NFL now has had 75 player positives for COVID the past two days, per source.
— Adam Schefter (@AdamSchefter) December 15, 2021
That includes outbreaks for teams like the Cleveland Browns and the Los Angeles Rams, with seven teams now being required to operate under intensive protocols, which includes mandatory masking for all, virtual meetings, and daily COVID-19 testing even for the fully vaccinated.
And that is where we have to go next; at least the last part. It’s obvious by now that a weekly testing cadence for vaccinated players is not sufficient. There are too many gaps in cadence that allow players who are positive for several days to spread the virus before finally being tested.
While the NFL has contended that the majority of positive cases are the product of community spread—on Monday, they put the number at 86 percent, though the Browns outbreak occurred yesterday—I have no doubt some of it is coming from within locker rooms.
One of the incentives that players were given to get vaccinated was the fact that they would not have to submit to daily testing. It was originally every other week, but it was cut down to every week. It’s not enough. I don’t know that it has to be testing every day, but it needs to be more than once a week.
Vaccines are critical in fighting COVID-19, but they are imperfect, and the Delta variant is more effective than the earlier variants in bypassing them. The Delta variant is the dominant strain around the US right now, as the Omicron variant makes landfall, which early indications suggest may be even more resistant to the vaccine, though also possibly less dangerous.
But from a practical, football, business perspective, teams want to do everything that they can to keep their players on the field and available to play. The Browns may have a large portion of their offense unavailable for a Saturday game this week because they had an outbreak. Because they didn’t have to be tested for a week, and the virus undoubtedly spread within, with multiple linemen and tight ends, for example, infected.

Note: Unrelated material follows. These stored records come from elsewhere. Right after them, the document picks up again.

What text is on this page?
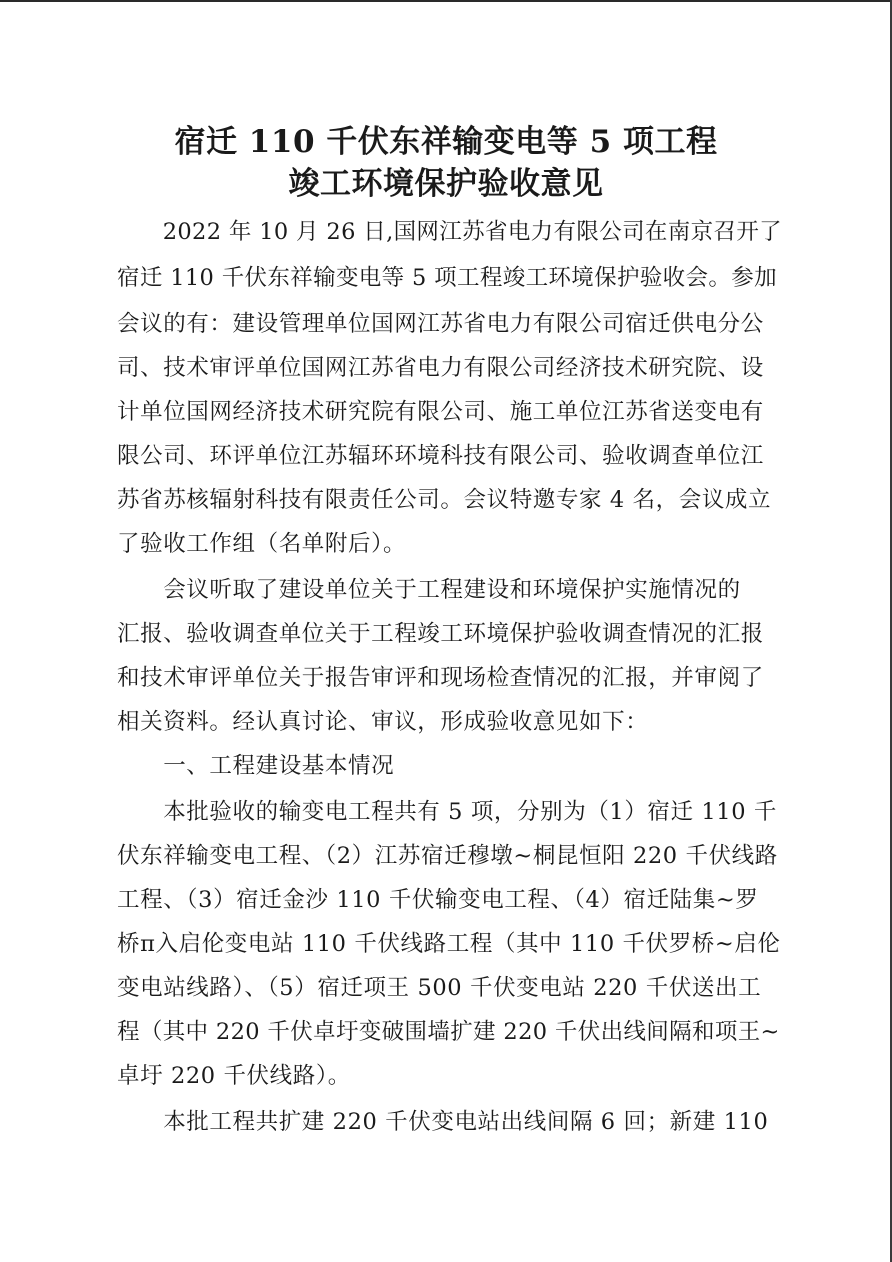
宿迁 110 千伏东祥输变电等 5 项工程
竣工环境保护验收意见

　　2022 年 10 月 26 日,国网江苏省电力有限公司在南京召开了

宿迁 110 千伏东祥输变电等 5 项工程竣工环境保护验收会。参加

会议的有：建设管理单位国网江苏省电力有限公司宿迁供电分公

司、技术审评单位国网江苏省电力有限公司经济技术研究院、设

计单位国网经济技术研究院有限公司、施工单位江苏省送变电有

限公司、环评单位江苏辐环环境科技有限公司、验收调查单位江

苏省苏核辐射科技有限责任公司。会议特邀专家 4 名，会议成立

了验收工作组（名单附后）。

　　会议听取了建设单位关于工程建设和环境保护实施情况的

汇报、验收调查单位关于工程竣工环境保护验收调查情况的汇报

和技术审评单位关于报告审评和现场检查情况的汇报，并审阅了

相关资料。经认真讨论、审议，形成验收意见如下：

　　一、工程建设基本情况

　　本批验收的输变电工程共有 5 项，分别为（1）宿迁 110 千

伏东祥输变电工程、（2）江苏宿迁穆墩~桐昆恒阳 220 千伏线路

工程、（3）宿迁金沙 110 千伏输变电工程、（4）宿迁陆集~罗

桥π入启伦变电站 110 千伏线路工程（其中 110 千伏罗桥~启伦

变电站线路）、（5）宿迁项王 500 千伏变电站 220 千伏送出工

程（其中 220 千伏卓圩变破围墙扩建 220 千伏出线间隔和项王~

卓圩 220 千伏线路）。

　　本批工程共扩建 220 千伏变电站出线间隔 6 回；新建 110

It’s time for the vaccinated players to suck it up and sacrifice their convenience of weekly testing for the sake of the greater good of the league. Nobody wants to watch games where a quarter of the starters are absent because of a spread of a virus in the locker room.
If these players were tested every day, it’s much more likely that the teams would be able to get isolation protocols in effect soon enough to prevent, or at least greatly reduce, spread from player to player. A lot of players won’t be happy about this—many no doubt only got vaccinated for this reason—but you know what? Oh well.